By Thomas HornigoldDec 11 2017
An astonishing array of behavior can be seen in materials with different crystal lattices purely based on the interactions of the electron with the lattice, and in semiconductors based on the energetics of the electrons.
Now a team of researchers at the University of Illinois at Urbana-Champaign, Professor of Physics Peter Abbamonte and graduate students Anshul Kogar and Mindy Rak, have produced one of these states of matter for the first time in the lab.
The new form of matter is called excitonium, and although it has been theorized to exist for more than fifty years, this is the first time a sample has been created. Essentially, in semi-conductors like silicon, it is easiest to understand their behavior by considering electrons and “holes”.
Electrons in semiconductors can be in the low-lying valence energy band, or they can be energetically excited to the high-energy conduction band. It is this kind of excitation and de-excitation that governs how solar panels and LEDs work. When an electron is excited into the conduction band, it leaves behind a “hole” – the pseudo-particle created when an electron is “excited” into the conduction band.
The holes act like positively charged electrons. Excitons are a quantum-mechanical state, much like a particle, where an electron is bound together with a hole: the two form a composite particle which acts like a boson.
The new state of matter was discovered in crystals of titanium diselenide, which is often analyzed for its interesting electronic properties that may make it useful in battery technology. Excitonium is an example of a condensate, where macroscopic materials suddenly display quantum-mechanical properties: famous examples include superfluids like Helium-4, and superconductors, which display astonishing electrical properties including zero electrical resistance.
Here, the bosonic particles that form the condensate are these excitons which form when holes bind with electrons in pairs.
"This result is of cosmic significance," according to Abbamonte.
Ever since the term 'excitonium' was coined in the 1960s by Harvard theoretical physicist Bert Halperin, physicists have sought to demonstrate its existence. Theorists have debated whether it would be an insulator, a perfect conductor, or a superfluid—with some convincing arguments on all sides. Since the 1970s, many experimentalists have published evidence of the existence of excitonium, but their findings weren't definitive proof and could equally have been explained by a conventional structural phase transition.
Peter Abbamonte, Professor of Physics, University of Illinois
Finding excitonium had proved difficult up until now because the macroscopic signatures that it leaves behind are difficult to distinguish from those of other types of phase transition. The energetic signature is simply that an energy gap opens up for individual particles, while the formation of a superlattice very closely resembles other types of phase transition.
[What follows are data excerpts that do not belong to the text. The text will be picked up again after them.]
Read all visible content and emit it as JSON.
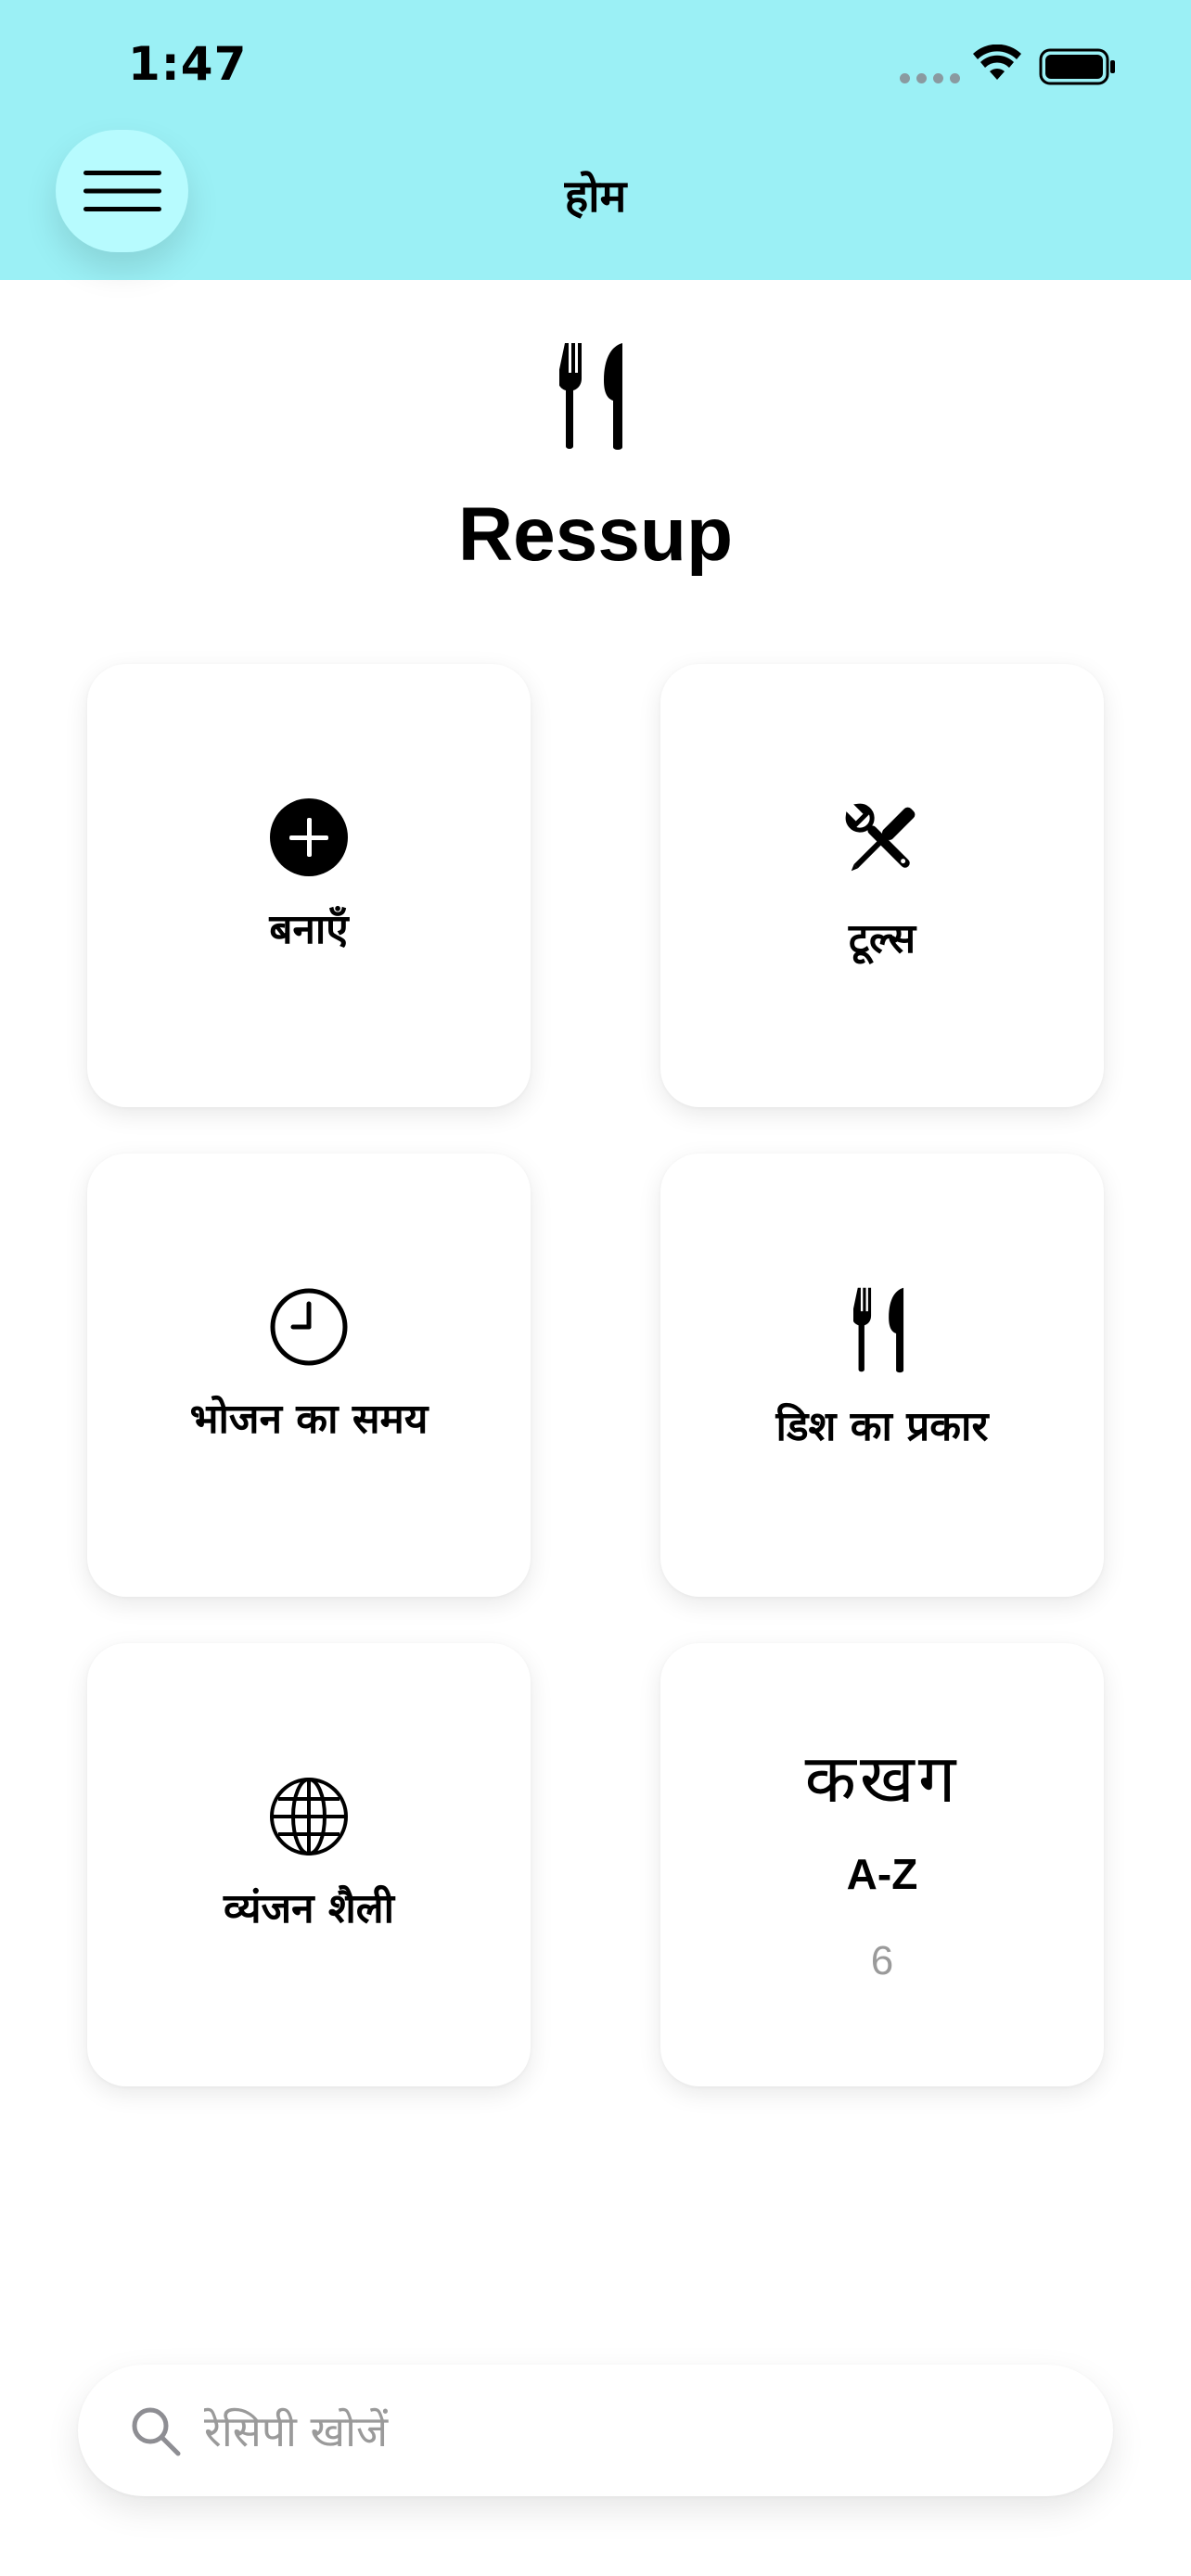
{
  "status_bar": {
    "time": "1:47"
  },
  "header": {
    "title": "होम",
    "menu_icon": "hamburger-menu-icon",
    "background": "#9BF0F5",
    "menu_button_color": "#B7FBFE"
  },
  "app": {
    "logo_icon": "fork-knife-icon",
    "name": "Ressup"
  },
  "cards": [
    {
      "icon": "plus-circle-icon",
      "label": "बनाएँ"
    },
    {
      "icon": "wrench-screwdriver-icon",
      "label": "टूल्स"
    },
    {
      "icon": "clock-icon",
      "label": "भोजन का समय"
    },
    {
      "icon": "fork-knife-icon",
      "label": "डिश का प्रकार"
    },
    {
      "icon": "globe-icon",
      "label": "व्यंजन शैली"
    },
    {
      "letters": "कखग",
      "range": "A-Z",
      "count": "6"
    }
  ],
  "search": {
    "placeholder": "रेसिपी खोजें",
    "value": "",
    "icon": "search-icon"
  }
}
Only with a new technique, momentum-resolved electron energy-loss spectroscopy (or M-EELS) can the team be sure that what they’re seeing is excitonium. Previous techniques could only measure electron trajectories, without giving values of their actual momenta: now, the researchers can see the collective excitations of the excitons.
This allowed them to see, during the transition at the critical temperature of 190K, the formation of a “soft plasmon” – another type of quasiparticle that arises when electrons interact with their crystal lattices in a certain way. These quasiparticles aren’t formed by ordinary phase transitions, so it was clear that they had actually seen an excitonium state.
I remember Anshul being very excited about the results of our first measurements on TiSe2. We were standing at a whiteboard in the lab as he explained to me that we had just measured something that no one had seen before: a soft plasmon… The work we did on TiSe2 allowed me to see the unique promise our M-EELS technique holds for advancing our knowledge of the physical properties of materials and has motivated my continued research on TiSe2.
Mindy Rak, Graduate Student, University of Illinois
It's astonishing just how rich and varied an array of behavior can be obtained by quantum-mechanical interactions on crystal lattices. M-EELS and other more advanced measurement techniques will allow us to explore the vast array of states of matter that can occur, and will hopefully help us to build towards a greater theoretical understanding.
Once we have this, it may be possible to design and synthesize substances with extremely useful optical and material properties. For example, the holy grail of condensed-matter physics: a room-temperature superconductor.
The study, “Signatures of exciton condensation in a transition metal dichalcogenide,” is published in Science this week.